Friends and relatives of a woman who died in a crash on US 93 are urging safety improvements.
Lillian Clark, 47, was the mother of three children. She worked as a rideshare driver.
“She just had the biggest heart,” said Lillian’s cousin Leah Seitz. “She always wanted everyone to just have a good time.”
Clark was alone driving from the Valley to Las Vegas on February 12. Just before 8 p.m. she was at mile marker 92, approaching I-40 and Kingman. She was speaking to a friend on her speakerphone when a crash occurred.
“It almost sounded like three thumps,” said Susan Ogg, a friend. “I thought, ‘Oh, she has hit a deer.’”
Clark had been hit from behind. She went off the road and her car rolled. Somehow her phone stayed connected, and Ogg could hear as emergency crews arrived.
“I heard an ambulance come in,” Ogg said. “I heard [a man] again say, 'Over here. This one is alive.'”
Ogg said an officer eventually found the phone, realized a call was still connected, and told her Clark had died.
Clark’s family and friends said US 93 is a dangerous road that needs improvements and more police enforcement.
“The whole thing is just very, very bumpy,” said Amber Posey, another one of Clark’s cousins. “There’s very little guardrails; there's zero lighting.”
“No one else should have to go through this because of reckless drivers and roads being unsafe,” said Seitz.
Clark was driving on a four-lane section of US 93, but more than 30 miles near Wickenburg remain two-lane highway.
In May 2021, ABC15 first reported on US 93's extensive crash history, referring to the drive as a ‘deadly gamble.’ The station's reporting shows how many of the crashes happened in two-lane sections and widening those sections would reduce deadly head-on collisions on those stretches.

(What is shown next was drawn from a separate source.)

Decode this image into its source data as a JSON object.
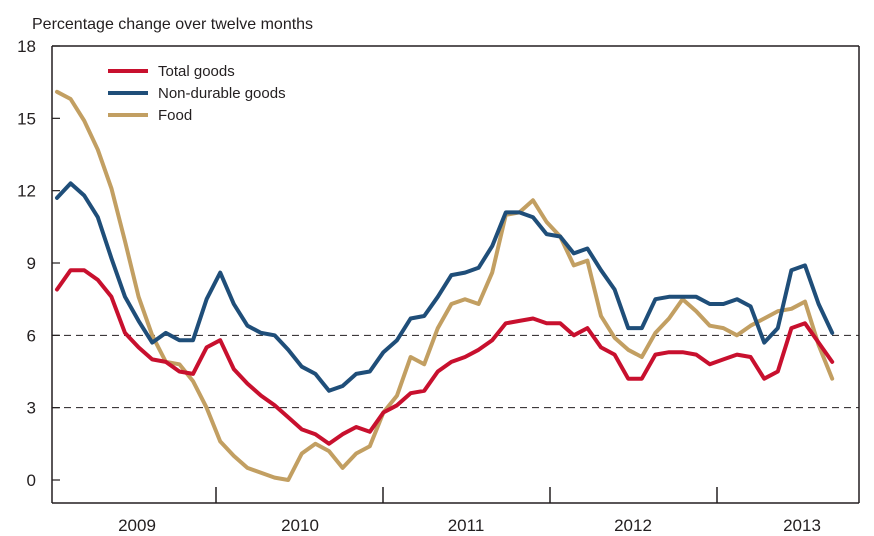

The Arizona Department pf Transportation plans to start construction on widening a five-mile section of the road this year. ADOT’s tentative five-year construction plan includes widening an 18 additional miles, with construction projects beginning in 2025, 2026, and 2027.
The Department of Public Safety told ABC15 there is an ongoing criminal investigation into the crash that killed Clark.
The family of Lillian Clark set up a GoFundMe account to raise money for her children.